BEERG Brexit Blog

The UK, Data Protection and #Brexit

Written August 9th 2017

This week, the UK government published details of its Data Protection Bill which will enshrine the EU’s General Data Protection Regulations (GDPR) into UK law (here).

The new legislation will become effective in May 2018, when the GDPR comes into force across Europe. The potential penalties for breaching the new data law are severe: up to 4% of global turnover or €20m, whichever is the greater. The EU recently hit Google with a fine of €2.4 billion over alleged market dominance abuse, so national data regulators won’t be shy of imposing big fines on companies that break the new laws.

Unfortunately, the documents published by the UK government with the announcement of the new Bill has precious little to say about Brexit and data flows.

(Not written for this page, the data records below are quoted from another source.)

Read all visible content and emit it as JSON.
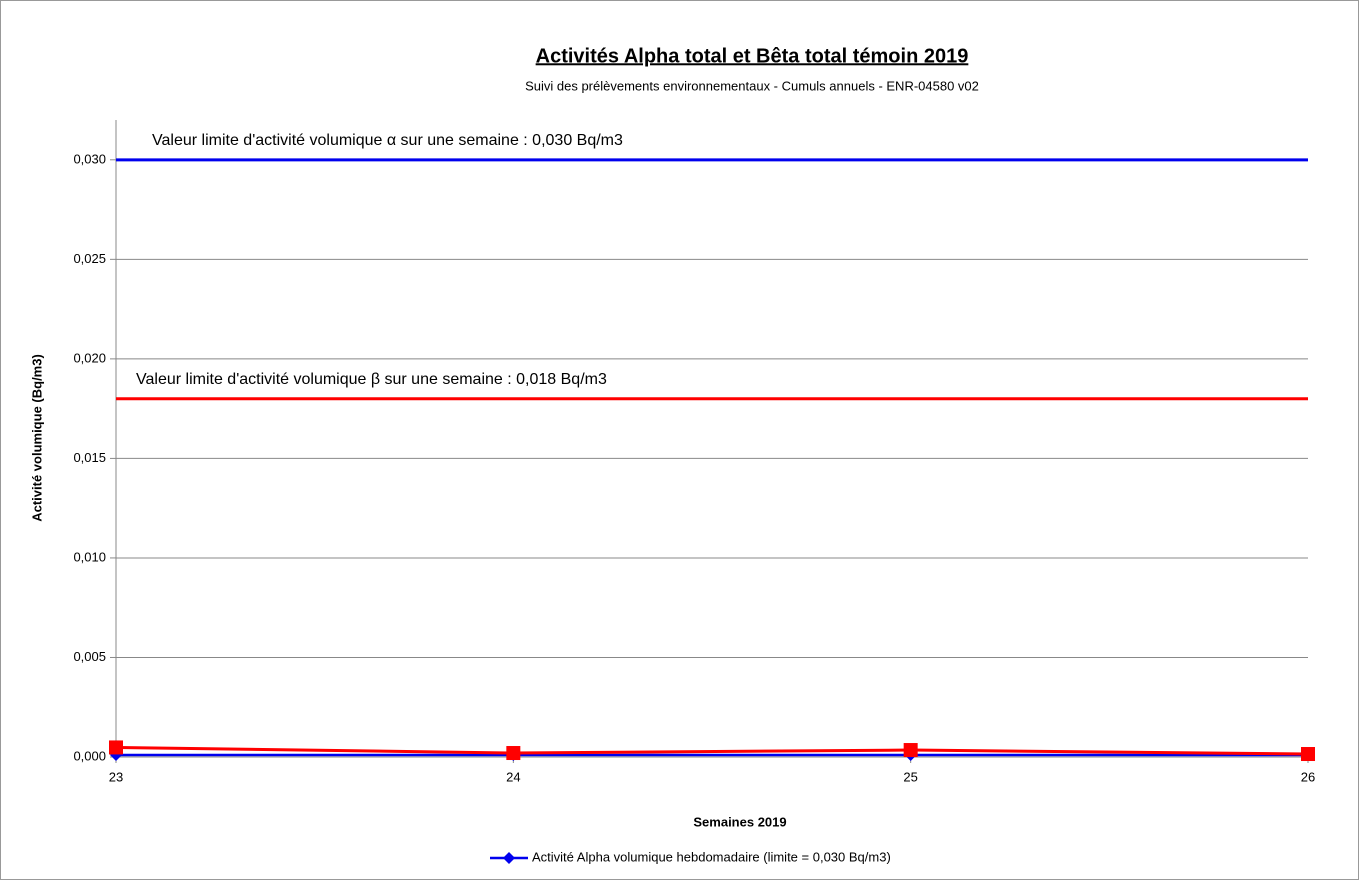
{
  "chart_data": {
    "type": "line",
    "title": "Activités Alpha total et Bêta total témoin 2019",
    "subtitle": "Suivi des prélèvements environnementaux - Cumuls annuels - ENR-04580 v02",
    "x_label": "Semaines 2019",
    "y_label": "Activité volumique (Bq/m3)",
    "x": [
      23,
      24,
      25,
      26
    ],
    "series": [
      {
        "name": "Activité Alpha volumique hebdomadaire (limite = 0,030 Bq/m3)",
        "color": "#0000ee",
        "marker": "diamond",
        "values": [
          0.0001,
          0.0001,
          0.0001,
          0.0001
        ]
      },
      {
        "color": "#ff0000",
        "marker": "square",
        "values": [
          0.00048,
          0.0002,
          0.00035,
          0.00015
        ]
      }
    ],
    "limits": [
      {
        "value": 0.03,
        "color": "#0000ee",
        "label": "Valeur limite d'activité volumique α sur une semaine : 0,030 Bq/m3"
      },
      {
        "value": 0.018,
        "color": "#ff0000",
        "label": "Valeur limite d'activité volumique β sur une semaine : 0,018 Bq/m3"
      }
    ],
    "xlim": [
      23,
      26
    ],
    "xticks": [
      23,
      24,
      25,
      26
    ],
    "ylim": [
      0,
      0.032
    ],
    "yticks": [
      {
        "value": 0,
        "label": "0,000"
      },
      {
        "value": 0.005,
        "label": "0,005"
      },
      {
        "value": 0.01,
        "label": "0,010"
      },
      {
        "value": 0.015,
        "label": "0,015"
      },
      {
        "value": 0.02,
        "label": "0,020"
      },
      {
        "value": 0.025,
        "label": "0,025"
      },
      {
        "value": 0.03,
        "label": "0,030"
      }
    ],
    "grid": true,
    "legend": "bottom"
  }
}
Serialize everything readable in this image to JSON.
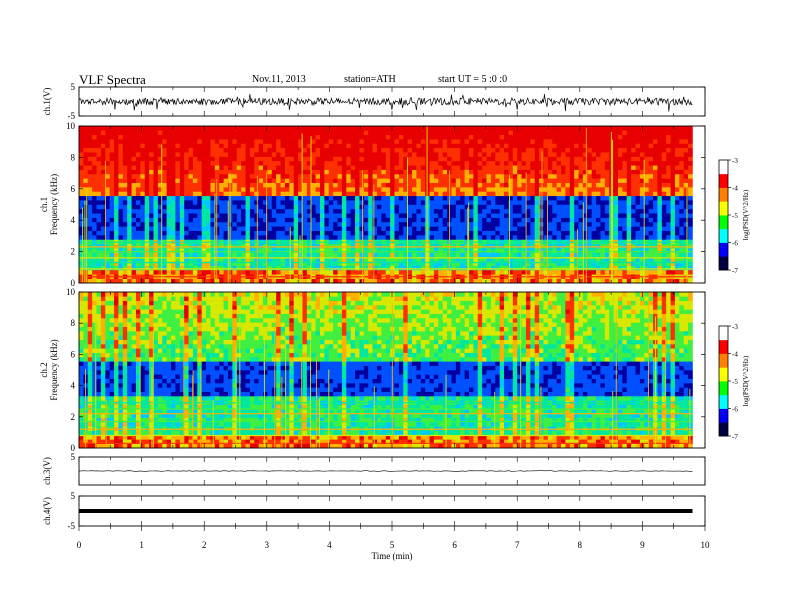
{
  "header": {
    "title": "VLF Spectra",
    "date": "Nov.11, 2013",
    "station": "station=ATH",
    "start": "start UT = 5 :0 :0"
  },
  "colors": {
    "spectrogram_palette": [
      "#00003c",
      "#0000a0",
      "#0050ff",
      "#00c8ff",
      "#00e8a0",
      "#40f040",
      "#d8e800",
      "#ffb000",
      "#ff3000",
      "#e80000"
    ],
    "colorbar_palette": [
      "#000040",
      "#0000ff",
      "#00ffff",
      "#00ff00",
      "#ffff00",
      "#ff8000",
      "#ff0000",
      "#ffffff"
    ],
    "trace": "#000000"
  },
  "chart_data": [
    {
      "type": "line",
      "panel": "ch1-waveform",
      "ylabel": "ch.1(V)",
      "ylim": [
        -5,
        5
      ],
      "yticks": [
        "5",
        "-5"
      ],
      "xlim": [
        0,
        10
      ],
      "description_level_volts": 0,
      "noise_amplitude_volts": 1.2
    },
    {
      "type": "heatmap",
      "panel": "ch1-spectrogram",
      "ylabel": [
        "ch.1",
        "Frequency (kHz)"
      ],
      "ylim": [
        0,
        10
      ],
      "yticks": [
        "0",
        "2",
        "4",
        "6",
        "8",
        "10"
      ],
      "xlim": [
        0,
        9.8
      ],
      "colorbar": {
        "label": "log(PSD(V^2/Hz)",
        "ticks": [
          "-3",
          "-4",
          "-5",
          "-6",
          "-7"
        ],
        "range": [
          -7,
          -3
        ]
      }
    },
    {
      "type": "heatmap",
      "panel": "ch2-spectrogram",
      "ylabel": [
        "ch.2",
        "Frequency (kHz)"
      ],
      "ylim": [
        0,
        10
      ],
      "yticks": [
        "0",
        "2",
        "4",
        "6",
        "8",
        "10"
      ],
      "xlim": [
        0,
        9.8
      ],
      "colorbar": {
        "label": "log(PSD(V^2/Hz)",
        "ticks": [
          "-3",
          "-4",
          "-5",
          "-6",
          "-7"
        ],
        "range": [
          -7,
          -3
        ]
      }
    },
    {
      "type": "line",
      "panel": "ch3-waveform",
      "ylabel": "ch.3(V)",
      "ylim": [
        -5,
        5
      ],
      "yticks": [
        "5"
      ],
      "xlim": [
        0,
        10
      ],
      "level_volts": 0
    },
    {
      "type": "line",
      "panel": "ch4-waveform",
      "ylabel": "ch.4(V)",
      "ylim": [
        -5,
        5
      ],
      "yticks": [
        "5",
        "-5"
      ],
      "xlim": [
        0,
        10
      ],
      "level_volts": 0
    }
  ],
  "xaxis": {
    "label": "Time (min)",
    "ticks": [
      "0",
      "1",
      "2",
      "3",
      "4",
      "5",
      "6",
      "7",
      "8",
      "9",
      "10"
    ],
    "range": [
      0,
      10
    ]
  }
}
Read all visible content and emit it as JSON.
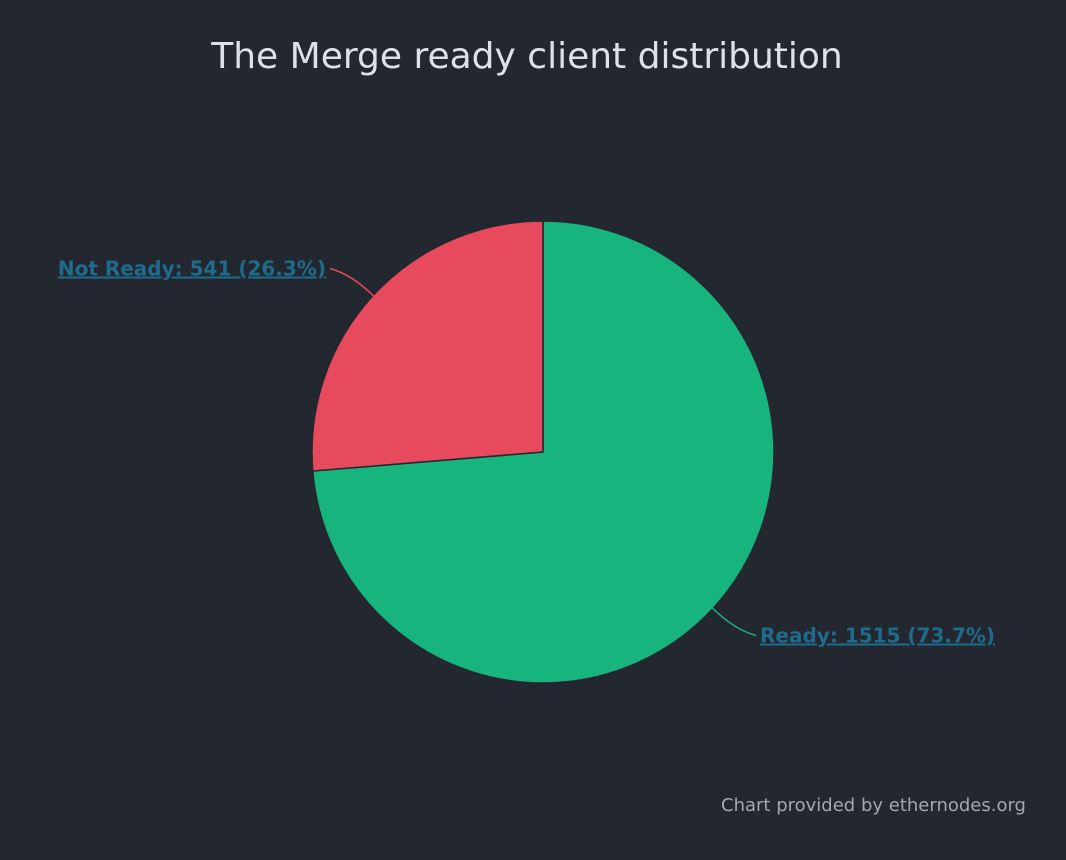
{
  "chart_data": {
    "type": "pie",
    "title": "The Merge ready client distribution",
    "slices": [
      {
        "label": "Ready: 1515 (73.7%)",
        "name": "Ready",
        "value": 1515,
        "percent": 73.7,
        "color": "#17b47e"
      },
      {
        "label": "Not Ready: 541 (26.3%)",
        "name": "Not Ready",
        "value": 541,
        "percent": 26.3,
        "color": "#e74a5c"
      }
    ],
    "start_angle_deg": 0,
    "direction": "clockwise",
    "label_color": "#1e6b8c",
    "credit": "Chart provided by ethernodes.org"
  }
}
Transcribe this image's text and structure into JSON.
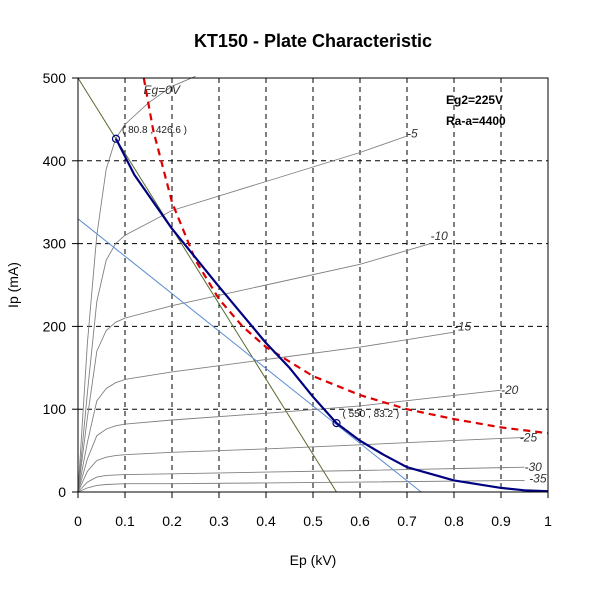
{
  "chart_data": {
    "type": "line",
    "title": "KT150 - Plate Characteristic",
    "xlabel": "Ep (kV)",
    "ylabel": "Ip (mA)",
    "xlim": [
      0,
      1
    ],
    "ylim": [
      0,
      500
    ],
    "xticks": [
      "0",
      "0.1",
      "0.2",
      "0.3",
      "0.4",
      "0.5",
      "0.6",
      "0.7",
      "0.8",
      "0.9",
      "1"
    ],
    "yticks": [
      "0",
      "100",
      "200",
      "300",
      "400",
      "500"
    ],
    "grid": true,
    "parameters": [
      "Eg2=225V",
      "Ra-a=4400"
    ],
    "grid_curves": [
      {
        "label": "Eg=0V",
        "color": "#808080",
        "x": [
          0,
          0.02,
          0.04,
          0.06,
          0.08,
          0.1,
          0.15,
          0.2,
          0.25
        ],
        "y": [
          0,
          180,
          310,
          390,
          426.6,
          444,
          470,
          490,
          510
        ]
      },
      {
        "label": "-5",
        "color": "#808080",
        "x": [
          0,
          0.02,
          0.04,
          0.06,
          0.08,
          0.1,
          0.2,
          0.4,
          0.6,
          0.7
        ],
        "y": [
          0,
          120,
          230,
          280,
          300,
          310,
          340,
          375,
          410,
          430
        ]
      },
      {
        "label": "-10",
        "color": "#808080",
        "x": [
          0,
          0.02,
          0.04,
          0.06,
          0.08,
          0.1,
          0.2,
          0.4,
          0.6,
          0.75
        ],
        "y": [
          0,
          90,
          170,
          195,
          205,
          210,
          225,
          250,
          275,
          300
        ]
      },
      {
        "label": "-15",
        "color": "#808080",
        "x": [
          0,
          0.02,
          0.04,
          0.06,
          0.08,
          0.1,
          0.2,
          0.4,
          0.6,
          0.8
        ],
        "y": [
          0,
          60,
          110,
          125,
          132,
          136,
          145,
          160,
          175,
          193
        ]
      },
      {
        "label": "-20",
        "color": "#808080",
        "x": [
          0,
          0.02,
          0.04,
          0.06,
          0.08,
          0.1,
          0.2,
          0.4,
          0.6,
          0.9
        ],
        "y": [
          0,
          40,
          68,
          76,
          80,
          82,
          87,
          95,
          104,
          123
        ]
      },
      {
        "label": "-25",
        "color": "#808080",
        "x": [
          0,
          0.02,
          0.04,
          0.06,
          0.08,
          0.1,
          0.2,
          0.4,
          0.6,
          0.95
        ],
        "y": [
          0,
          25,
          38,
          42,
          44,
          45,
          48,
          52,
          57,
          66
        ]
      },
      {
        "label": "-30",
        "color": "#808080",
        "x": [
          0,
          0.02,
          0.04,
          0.06,
          0.1,
          0.2,
          0.4,
          0.6,
          0.95
        ],
        "y": [
          0,
          12,
          18,
          20,
          21,
          22,
          24,
          26,
          30
        ]
      },
      {
        "label": "-35",
        "color": "#808080",
        "x": [
          0,
          0.02,
          0.04,
          0.06,
          0.1,
          0.2,
          0.4,
          0.6,
          0.95
        ],
        "y": [
          0,
          5,
          8,
          9,
          10,
          10,
          11,
          12,
          14
        ]
      }
    ],
    "load_curve": {
      "color": "#000080",
      "x": [
        0.0808,
        0.12,
        0.2,
        0.3,
        0.4,
        0.45,
        0.5,
        0.55,
        0.6,
        0.65,
        0.7,
        0.8,
        0.9,
        0.95,
        1.0
      ],
      "y": [
        426.6,
        383,
        318,
        248,
        180,
        150,
        115,
        83.2,
        62,
        45,
        30,
        14,
        5,
        2,
        1
      ]
    },
    "dissipation_curve": {
      "color": "#dd0000",
      "x": [
        0.14,
        0.16,
        0.2,
        0.25,
        0.3,
        0.35,
        0.4,
        0.5,
        0.6,
        0.7,
        0.8,
        0.9,
        1.0
      ],
      "y": [
        500,
        437,
        350,
        280,
        233,
        200,
        175,
        140,
        117,
        100,
        88,
        78,
        71
      ]
    },
    "load_lines": [
      {
        "color": "#556b2f",
        "x": [
          0,
          0.55
        ],
        "y": [
          500,
          0
        ]
      },
      {
        "color": "#5b8fd0",
        "x": [
          0,
          0.73
        ],
        "y": [
          330,
          0
        ]
      }
    ],
    "points": [
      {
        "label": "( 80.8 , 426.6 )",
        "x": 0.0808,
        "y": 426.6
      },
      {
        "label": "( 550 , 83.2 )",
        "x": 0.55,
        "y": 83.2
      }
    ]
  }
}
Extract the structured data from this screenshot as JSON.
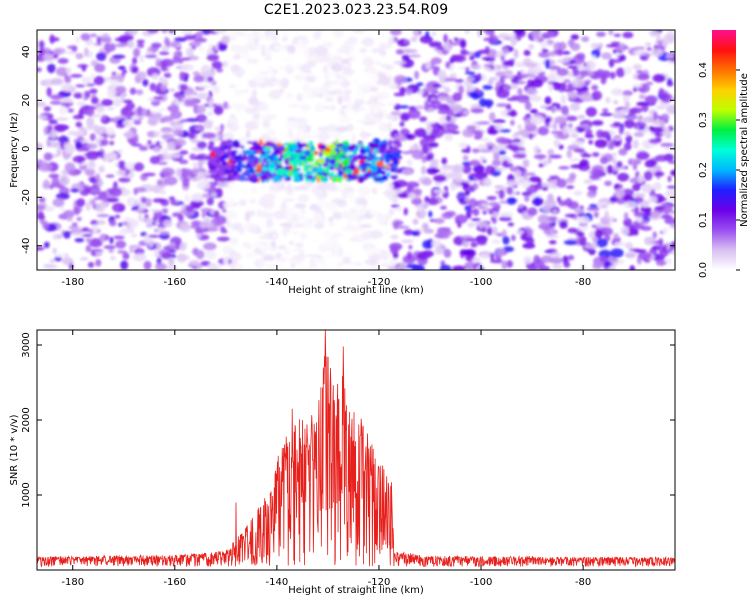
{
  "page_title": "C2E1.2023.023.23.54.R09",
  "colors": {
    "snr_line": "#e8201c",
    "axis": "#000000",
    "background": "#ffffff"
  },
  "chart_data": [
    {
      "type": "heatmap",
      "title": "C2E1.2023.023.23.54.R09",
      "xlabel": "Height of straight line (km)",
      "ylabel": "Frequency (Hz)",
      "xlim": [
        -187,
        -62
      ],
      "ylim": [
        -50,
        49
      ],
      "x_ticks": [
        -180,
        -160,
        -140,
        -120,
        -100,
        -80
      ],
      "y_ticks": [
        -40,
        -20,
        0,
        20,
        40
      ],
      "colorbar": {
        "label": "Normalized spectral amplitude",
        "range": [
          0,
          0.48
        ],
        "ticks": [
          "0.0",
          "0.1",
          "0.2",
          "0.3",
          "0.4"
        ],
        "colormap": [
          "#ffffff",
          "#d9c0f2",
          "#9a4ef0",
          "#6a00e8",
          "#2020ff",
          "#00b8ff",
          "#00ffd8",
          "#00f040",
          "#c0ff00",
          "#ffd000",
          "#ff7000",
          "#ff1010",
          "#ff1090"
        ]
      },
      "regions": [
        {
          "x_range": [
            -187,
            -150
          ],
          "description_amplitude": 0.06
        },
        {
          "x_range": [
            -150,
            -117
          ],
          "description_amplitude": 0.01
        },
        {
          "x_range": [
            -117,
            -62
          ],
          "description_amplitude": 0.07
        }
      ],
      "signal_band": {
        "x_range": [
          -153,
          -116
        ],
        "y_center": -5,
        "y_halfwidth": 8,
        "peak_amplitude": 0.46,
        "peak_x": -132
      }
    },
    {
      "type": "line",
      "xlabel": "Height of straight line (km)",
      "ylabel": "SNR (10 * v/v)",
      "xlim": [
        -187,
        -62
      ],
      "ylim": [
        0,
        3200
      ],
      "x_ticks": [
        -180,
        -160,
        -140,
        -120,
        -100,
        -80
      ],
      "y_ticks": [
        1000,
        2000,
        3000
      ],
      "series": [
        {
          "color": "#e8201c",
          "noise_floor": 130,
          "envelope": {
            "x": [
              -187,
              -160,
              -150,
              -147,
              -145,
              -142,
              -140,
              -138,
              -136,
              -134,
              -132,
              -130.5,
              -129,
              -127,
              -125,
              -123,
              -121,
              -119,
              -117.5,
              -117,
              -110,
              -62
            ],
            "y": [
              180,
              200,
              260,
              500,
              700,
              1000,
              1500,
              1900,
              2000,
              2050,
              2200,
              3100,
              2500,
              2900,
              2300,
              2000,
              1600,
              1400,
              1200,
              250,
              190,
              170
            ]
          },
          "peaks": [
            {
              "x": -148,
              "y": 900
            },
            {
              "x": -137,
              "y": 2150
            },
            {
              "x": -135,
              "y": 2000
            },
            {
              "x": -130.5,
              "y": 3200
            },
            {
              "x": -127,
              "y": 2980
            },
            {
              "x": -118.5,
              "y": 1250
            }
          ]
        }
      ]
    }
  ]
}
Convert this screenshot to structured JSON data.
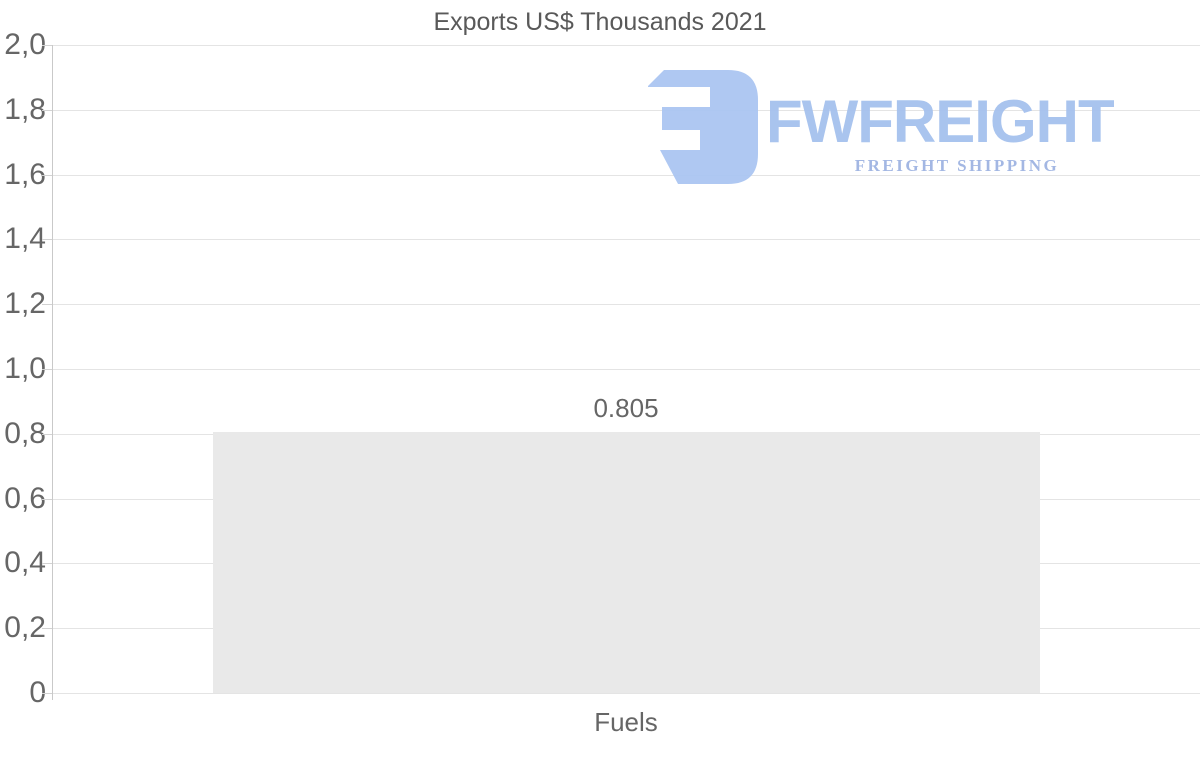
{
  "chart_data": {
    "type": "bar",
    "title": "Exports US$ Thousands 2021",
    "categories": [
      "Fuels"
    ],
    "values": [
      0.805
    ],
    "value_labels": [
      "0.805"
    ],
    "xlabel": "",
    "ylabel": "",
    "ylim": [
      0,
      2.0
    ],
    "y_tick_labels_top_to_bottom": [
      "2,0",
      "1,8",
      "1,6",
      "1,4",
      "1,2",
      "1,0",
      "0,8",
      "0,6",
      "0,4",
      "0,2",
      "0"
    ],
    "grid": "horizontal gridlines, light gray, full width",
    "legend_position": "none",
    "bar_color": "#e9e9e9",
    "text_color": "#666666",
    "gridline_color": "#e4e4e4",
    "axis_line_color": "#c9c9c9"
  },
  "watermark": {
    "brand": "FWFREIGHT",
    "tagline": "FREIGHT SHIPPING",
    "icon": "fwfreight-logo-icon",
    "icon_color": "#abc6f2",
    "brand_color": "#a5c1ee",
    "tagline_color": "#9fb4e2"
  }
}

The only real reference reads:

“Unhindered flow of data, therefore, is essential to the UK forging its own path as an ambitious trading partner. That is why the government will be seeking to ensure that data flows between the UK and the EU, and also appropriately between the UK and third countries and international organisations, remain uninterrupted after the UK’s exit from the EU. Cooperation with the UK’s law enforcement and security partners, both in Europe and beyond, will also remain a priority.”

The government’s press release also quotes Julian David, CEO of techUK, as saying:

The UK has always been a world leader in data protection and data-driven innovation. Key to realising the full opportunities of data is building a culture of trust and confidence.

This statement of intent is an important and welcome first step in that process. techUK supports the aim of a Data Protection Bill that implements GDPR in full, puts the UK in a strong position to secure unhindered data flows once it has left the EU, and gives businesses the clarity they need about their new obligations.

Both of these statements are statements of hope rather than fact. Simply because the UK, after it leaves the EU, will continue to mirror EU data protections laws does not guarantee that the EU will consider it as a country to which it is safe to transfer EU citizens’ personal data. “But we have the same data laws as you” on its own won’t cut it.

Why? The GDPR will allow EU member states to freely circulate personal data among themselves, as does the exiting 20 year old Directive. It also allows members states certain derogations from the strict data protection principles of the Regulations in cases of national security. But the same national security derogations do not apply to “third countries”, as countries outside the bloc are known.

Given current government policy, after Brexit the UK will be such a “third country”, standing in a similar position to the EU and the US does today. To transfer data from the EU to the US many US companies make use of the “Privacy Shield”, an agreement negotiated between the EU and the US when the older “Safe Harbour” agreement was struck down by the Court of Justice of the European Union (CJEU). The CJEU struck down “Safe Harbour” because it concluded that it did not provide sufficient protection for EU citizens’ personal data from being picked over by US security agencies once such data arrived in the US. The “Privacy Shield” is now under legal challenge for the same reasons.

The other ways of legally transferring personal data from the EU to the US, binding corporate rules and standard data protection clauses, are also under legal scrutiny.

The most legally secure way of transferring data from the EU to a “third country” is for the European Commission to issue an “adequacy decision”, a decision which says that the data protection regime in the third country is sufficiently robust that it is safe to transfer EU citizens’ personal data there. However, the Commission has only ever issued a handful of such decisions. Canada and Switzerland are on the list. The US is not.

Back to why we said that the two statements quoted at the top of this note are statement of hope rather than fact. There are many people within the EU’s governance system who regard the access that the UK’s security services have to personal data as more intrusive that that of the US. They point to the Investigatory Powers Act 2016, widely known as the “Snoopers’ Charter” to underscore their argument.

While the UK remains a member of the EU the Investigatory Powers Act 2016 is protected by the national security derogation. But once the UK becomes a “third country” all bets
are off. Given the extent of the surveillance authorised by the 2016 Act, the EU Commission will find it extremely difficult to issue an “adequacy decision”. Even if it does, it will take some considerable time to do so.

Now it is possible that the issue of data flows may be resolved in negotiations between the EU and the UK as regards the future relationship between the two. But don’t bet the farm on it. The gap across all the issues in play between the two sides is enormous and the time to bridge that gap gets shorter by the day. The politics are poisonous. March 2019 could quickly arrive with no deal in place. If that happens, the data shutters come down, overnight.

One of the main drivers of the Brexit referendum result in the UK was a desire to limit the “free movement of people”, aka immigration from the EU. The “free movement of data”, which is probably more important to the UK economy than the free move of people, may well turn out to be collateral damage.